Until now, it has been the remit of the Office of Drug Safety at the FDA to monitor adverse events. But with a staff of around 100 to analyse the miscellaneous reports sent in by doctors and drug companies, and a reporting structure submerged within the FDA's drug review division, the Office of Drug Safety has neither the power nor the independence needed to reliably detect drug side-effects and to take action to protect patients.

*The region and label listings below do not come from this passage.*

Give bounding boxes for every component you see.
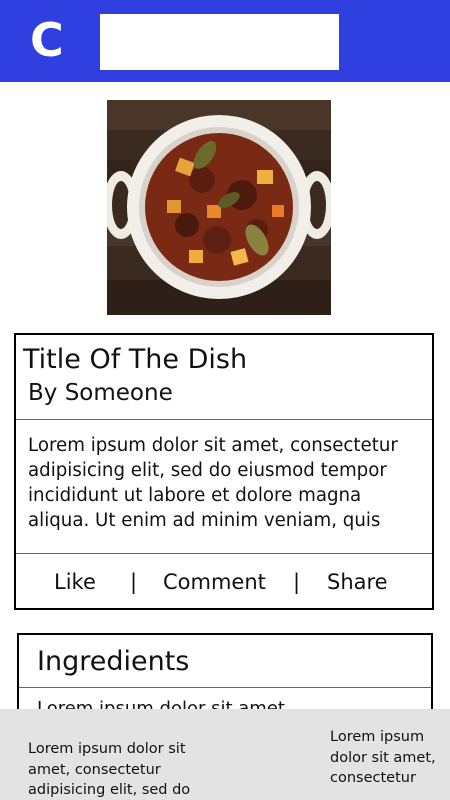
recipe-card-header: Title Of The Dish By Someone [16,335,432,420]
dish-photo[interactable] [107,100,331,315]
action-separator: | [130,570,138,594]
top-app-bar: C [0,0,450,82]
description-text: Lorem ipsum dolor sit amet, consectetur … [28,435,398,531]
panel-text-right: Lorem ipsum dolor sit amet, consectetur [330,729,436,786]
app-logo[interactable]: C [30,10,70,70]
share-button[interactable]: Share [327,568,388,596]
panel-text-left: Lorem ipsum dolor sit amet, consectetur … [28,741,191,798]
like-button[interactable]: Like [54,568,96,596]
search-input[interactable] [100,14,339,70]
recipe-description: Lorem ipsum dolor sit amet, consectetur … [16,419,432,554]
ingredients-header: Ingredients [19,635,431,688]
bottom-panel: Lorem ipsum dolor sit amet, consectetur … [0,709,450,800]
app-screen: C Title Of The Dish By Someone Lorem ips… [0,0,450,800]
comment-button[interactable]: Comment [163,568,266,596]
food-photo-icon [107,100,331,315]
dish-author[interactable]: By Someone [28,377,173,409]
dish-title: Title Of The Dish [23,344,248,375]
recipe-actions: Like | Comment | Share [16,554,432,610]
ingredients-title: Ingredients [37,646,190,677]
action-separator: | [293,570,301,594]
recipe-card: Title Of The Dish By Someone Lorem ipsum… [14,333,434,610]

This solution to the problem of monitoring drug safety is flawed. The new Drug Safety Oversight Board is a hurriedly put together substitute to fundamental change in the structure and power of the Office of Drug Safety. What is needed is an Office of Drug Safety with increased staff, and the same power and political clout as the Office for New Drugs. Monitoring drug safety can be done within the FDA if there are no ties with the division that is responsible for approving new drugs, and if enough money is given to fund database analyses. In addition, the Bush administration must grant the FDA greater legal authority to demand that manufacturers conduct postmarketing surveillance or give the FDA the resources to fund its own drug-surveillance studies. Creating a board with only advisory powers on an issue as important as drug safety is unacceptable.

“The FDA is an icon of trust, a certifier of safety, an enabler of innovation and a repository of information”, said Leavitt when announcing the new Drug Safety Oversight Board. If only all that were the case. He continued, “We will keep the promise of the FDA brand by putting in place more rigorous oversight and collecting and sharing important and emerging information about drug safety and effectiveness”. What is in place or being created so far is, unfortunately for the US public, inadequate to monitor drug safety. What is needed is an FDA chief with the foresight and ability to change a lumbering organisation, armed with the legal framework to achieve an effective drug safety monitoring system, and the power to then act promptly when safety concerns arise.